Revising Your Manuscript: Solving Plot Problems

You know when you watch a movie and you find yourself asking “but why wouldn’t he just…” and you can’t enjoy the rest of the show because everything hinged on that one thing that doesn’t make a lick of sense?

Congratulations! You’ve identified a plot hole. Spend much time on IMDB.com and you will find thousands of threads about plot problems in popular movies. Some of them are little, and rabid fans quickly explain them to the not-so-observant watcher. They’re the potholes, something we Michiganders are intimately familiar with this time of year. They make the ride clunky, but they’re not going to ruin the trip altogether.

Others are, well, like this.

li-ott-sinkhole620

For the pothole type, you probably just need a patch. You find a reasonable explanation for why this character did X or why Y caused Z and you work it into the story. For the sinkhole type, you may need to do some intensive structural repair and rerouting.

The sinkholes are the things we wish we could ignore because fixing them could alter everything else in our story. So we pretend they don’t exist, convince ourselves that we’re worrying about nothing, and in the meantime they swallow up the whole story because no one can get past them. Sometimes we need others to point them out to us, so we know–for sure, now–that yes, this is tripping up everyone else as well.

As painful and labor-intensive as they may be to fix, they must, must, must be fixed. And here are a couple ways we can approach them:

1. Go back to the beginning and prepare us.

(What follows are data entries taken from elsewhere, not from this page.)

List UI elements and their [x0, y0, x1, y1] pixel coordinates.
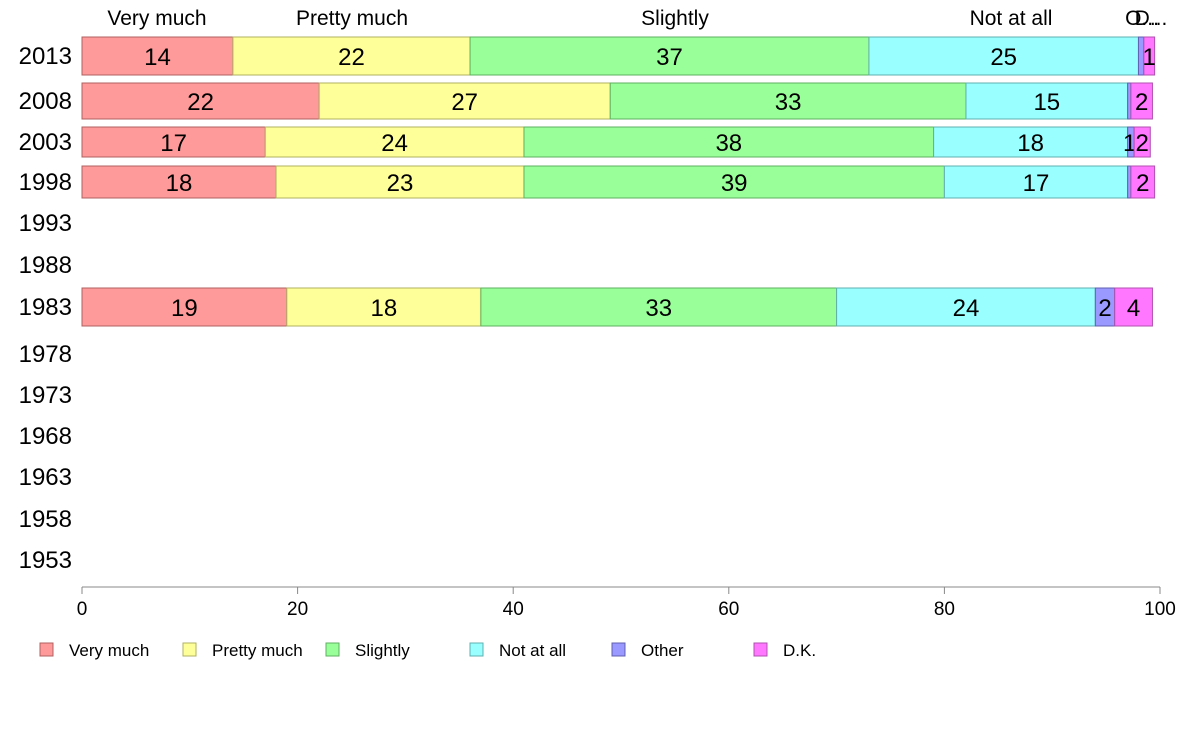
bar-2003-not-at-all — [933, 126, 1129, 158]
y-label-1993: 1993 — [19, 210, 72, 237]
bar-2003-d-k — [1133, 126, 1151, 158]
bar-1998-d-k — [1130, 165, 1156, 199]
top-label-3: Not at all — [970, 7, 1053, 30]
y-label-1998: 1998 — [19, 169, 72, 196]
bar-2003-very-much — [81, 126, 266, 158]
x-tick-label-40: 40 — [503, 599, 524, 620]
data-label-1998-not-at-all: 17 — [1023, 170, 1050, 197]
bar-2008-d-k — [1130, 82, 1153, 120]
x-tick-label-100: 100 — [1144, 599, 1176, 620]
x-tick-label-60: 60 — [718, 599, 739, 620]
top-label-5: D... — [1135, 7, 1168, 30]
data-label-1983-pretty-much: 18 — [370, 295, 397, 322]
top-label-2: Slightly — [641, 7, 709, 30]
bar-2008-slightly — [609, 82, 967, 120]
data-label-2013-pretty-much: 22 — [338, 44, 365, 71]
legend-label-slightly: Slightly — [355, 641, 410, 660]
bar-1998-not-at-all — [943, 165, 1129, 199]
legend-swatch-not-at-all — [469, 642, 484, 657]
bar-1998-slightly — [523, 165, 945, 199]
y-label-1968: 1968 — [19, 423, 72, 450]
y-label-1973: 1973 — [19, 382, 72, 409]
data-label-2008-slightly: 33 — [775, 89, 802, 116]
y-label-1963: 1963 — [19, 464, 72, 491]
legend-swatch-pretty-much — [182, 642, 197, 657]
data-label-2003-not-at-all: 18 — [1017, 130, 1044, 157]
legend-label-not-at-all: Not at all — [499, 641, 566, 660]
data-label-2013-not-at-all: 25 — [990, 44, 1017, 71]
top-label-0: Very much — [107, 7, 206, 30]
data-label-1983-other: 2 — [1098, 295, 1111, 322]
data-label-2003-other: 1 — [1123, 130, 1136, 157]
data-label-1998-slightly: 39 — [721, 170, 748, 197]
data-label-2008-pretty-much: 27 — [451, 89, 478, 116]
data-label-2008-not-at-all: 15 — [1033, 89, 1060, 116]
data-label-2008-very-much: 22 — [187, 89, 214, 116]
data-label-1983-not-at-all: 24 — [953, 295, 980, 322]
top-labels: Very much Pretty much Slightly Not at all O.… — [107, 7, 1167, 30]
data-label-2003-d-k: 2 — [1136, 130, 1149, 157]
bar-2013-d-k — [1143, 36, 1156, 76]
data-label-2013-slightly: 37 — [656, 44, 683, 71]
bar-2003-slightly — [523, 126, 935, 158]
bar-2013-pretty-much — [232, 36, 471, 76]
x-tick-label-0: 0 — [77, 599, 88, 620]
bar-2008-very-much — [81, 82, 320, 120]
legend-label-d-k: D.K. — [783, 641, 816, 660]
legend-label-other: Other — [641, 641, 684, 660]
legend-swatch-very-much — [39, 642, 54, 657]
data-label-1998-very-much: 18 — [166, 170, 193, 197]
data-label-2013-very-much: 14 — [144, 44, 171, 71]
legend-swatch-other — [611, 642, 626, 657]
data-label-2003-slightly: 38 — [715, 130, 742, 157]
x-tick-label-80: 80 — [934, 599, 955, 620]
data-label-1998-d-k: 2 — [1136, 170, 1149, 197]
legend-label-very-much: Very much — [69, 641, 149, 660]
data-label-1983-very-much: 19 — [171, 295, 198, 322]
y-label-1978: 1978 — [19, 341, 72, 368]
bar-2008-pretty-much — [318, 82, 611, 120]
bar-1983-not-at-all — [836, 287, 1096, 327]
data-label-1983-d-k: 4 — [1127, 295, 1140, 322]
bar-1998-very-much — [81, 165, 277, 199]
bars: 14 22 37 25 122 27 33 15 217 24 38 18 1 218 23 39 17 219 1… — [81, 36, 1156, 327]
y-label-2013: 2013 — [19, 43, 72, 70]
y-label-2008: 2008 — [19, 88, 72, 115]
bar-1998-pretty-much — [275, 165, 525, 199]
bar-1983-pretty-much — [286, 287, 482, 327]
y-label-1958: 1958 — [19, 506, 72, 533]
y-axis-labels: 2013 2008 2003 1998 1993 1988 1983 1978 1973 1968… — [19, 43, 72, 574]
y-label-1988: 1988 — [19, 252, 72, 279]
bar-1983-d-k — [1114, 287, 1153, 327]
x-tick-label-20: 20 — [287, 599, 308, 620]
legend-label-pretty-much: Pretty much — [212, 641, 303, 660]
legend-swatch-d-k — [753, 642, 768, 657]
legend: Very much Pretty much Slightly Not at all Ot… — [39, 641, 816, 660]
data-label-2003-very-much: 17 — [160, 130, 187, 157]
data-label-2003-pretty-much: 24 — [381, 130, 408, 157]
legend-swatch-slightly — [325, 642, 340, 657]
data-label-2008-d-k: 2 — [1135, 89, 1148, 116]
y-label-2003: 2003 — [19, 129, 72, 156]
data-label-1998-pretty-much: 23 — [387, 170, 414, 197]
top-label-1: Pretty much — [296, 7, 408, 30]
y-label-1983: 1983 — [19, 294, 72, 321]
bar-1983-slightly — [480, 287, 838, 327]
x-axis: 0 20 40 60 80 100 — [77, 586, 1176, 620]
data-label-1983-slightly: 33 — [645, 295, 672, 322]
data-label-2013-d-k: 1 — [1143, 44, 1156, 71]
top-label-4: O... — [1125, 7, 1159, 30]
y-label-1953: 1953 — [19, 547, 72, 574]
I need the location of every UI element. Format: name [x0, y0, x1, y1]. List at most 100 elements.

Want to keep that plot device? Then you need to go back and lay out for the reader why it has to happen that way. Give the reader signposts and clues and reasons. If adequately done, then when we come back up to where that sinkhole was, you may find that it’s disappeared. Everything makes sense and falls into line and we go trucking right along to the next chapter.

2. Go a completely different direction.

Just can’t get your mind around how to salvage your plot and not fall into the sinkhole? Turn around and go another direction. Choose that direction according to the natural flow of the story. What would really happen next? And next? And next? Make that happen. Maybe you’ll get to the place you had wanted to be in the end anyway. Or maybe you’ll discover an even better ending in this new direction. I like it when the latter happens, because those are the endings that can both surprise us and still feel inevitable. They never feel tacked on.

What about you? How have you handled big plot holes in your own work? Do you find they tend to pop up in the same places, like the muddled middle or the ending that you just never quite thought through until you found yourself there and had to wrap this blessed tale up? I’d love to hear from you!

So, What’s Your Point?

Snowy Forest

My dreams are rarely guided by what we might call a plot. Nothing actually happens in them. They are scenes that flow nonsensically one into the next and go NOWHERE.

My husband can attest to this. The poor man is often subjected to partial recounts of my dreams–partial because at some point he simply walks away because he knows this is going nowhere and yet will not end. He even used my “method” of dreaming in a sermon to illustrate the difference between reading Scripture as a bunch of boring, unrelated stories (“and then this happened and then this happened and then this happened”) and reading it as God’s very well plotted and intentional story (which he generously compared to my more deliberate method of writing) in which we find purpose and meaning. In case this interests you, you can listen to it here. It also contains a fascinating tidbit on the real St. Nicholas, who was apparently a bit of a hothead and prone to decking heretics. True story.

Now, I’ve been busily working on February’s short story, The Door, which I have deliberately made a bit dreamlike. Last week I realized that this was becoming a problem. It was becoming much too much like one of my actual dreams–rambling and random and pointless.

So I stopped writing. And I started plotting. I thought about this story in the shower. I thought about it in bed. I thought about it in the car. I thought about it but did not write down anything I thought of. I just allowed myself to think it through, to think myself into a plot, a purpose, a point.

While turning back toward home on an ill-fated trip through white-out conditions to my office today (Lake Effect Snow = 1, Erin = 0), everything fell into place like fat snowflakes aiming directly for their spot on the ground (rather than swirling madly around my car). I got home safely, put a space heater at my feet, and got back to work with the lovely feeling in the back of my mind that I now know where this story is going.

Dreams are okay. Their very weirdness is interesting. But interesting is not really enough for a story. Writers, we owe our readers a bit more than a rambling but interesting story. We at least owe them a compelling plot or, as is often the case in shorter fiction, a point.

How can you take those intriguing but (admit it) pointless scenes and weave them into a larger tapestry to make them an essential part of your plot? How can you give your readers a clear (though pleasantly winding) path through your forest of very lovely, very interesting trees?